Bialek’s story is that in 1997, after being fired from her job as manager of industry relations for the Educational Foundation of the National Restaurant Association, she traveled to Washington to meet with Cain, then president of the NRA, and seek his help in finding employment. When she got to her hotel, she found her room was a palatial suite because, as she alleges Cain later said, he “upgraded” her. After drinks and dinner, they were in a car when, she alleges, Cain put his hand up her skirt and tried to push her head toward his crotch, saying: “You want a job, right?”

Cain says the incident never happened, but whether it did or didn’t could certainly be cleared up by hotel records – if they still exist. Or perhaps he could bring forth his daybook from the restaurant association – if that’s still available -- to demonstrate where he was and what he was doing on the day and evening in question.
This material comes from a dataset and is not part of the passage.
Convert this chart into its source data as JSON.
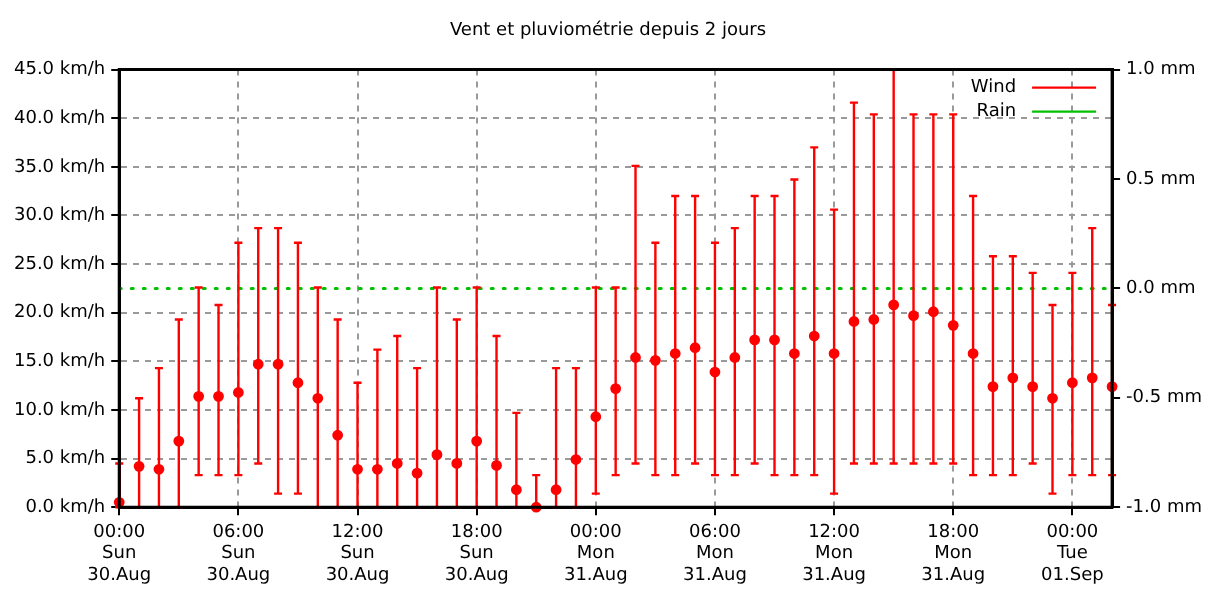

Curiously for a woman who claims she is seeking nothing but the truth and an apology from Cain, Bialek engaged the services – or at least was accompanied by – legal she-wolf Gloria Allred and held a very un-monastic press conference at the Friars Club in Manhattan (in the Milton Berle Room, no less). Given her financial travails, Bialek’s motives remain suspect.

But it is not Bialek the Cain campaign should fear. It is the Treasury spokeswoman Kraushaar. “I am interested in a joint press conference for all the women where we would all be together with our attorneys and all of these allegations could be reviewed as a collective body of evidence,” Kraushaar told The Washington Post.  Kraushaar, a former journalist who is married to a Republican lobbyist, only came forward, the Post says, after her identity was revealed by The Daily.

At his press conference, Cain called Kraushaar’s allegations “baseless” and went corporate in parsing the difference between a “settlement” and a company “severance agreement,” which Kraushaar is said to have received.

Clearly Cain can talk the corporate talk when he wants to and he remained gentlemanly throughout his press conference, at one point requesting similar behavior from the press, saying: “I ask that the media not drag my family into this.”

The bottom line is that maybe it would be refreshing to have a businessman in the White House. Now it’s up to Cain to prove he’s not a funny-business man.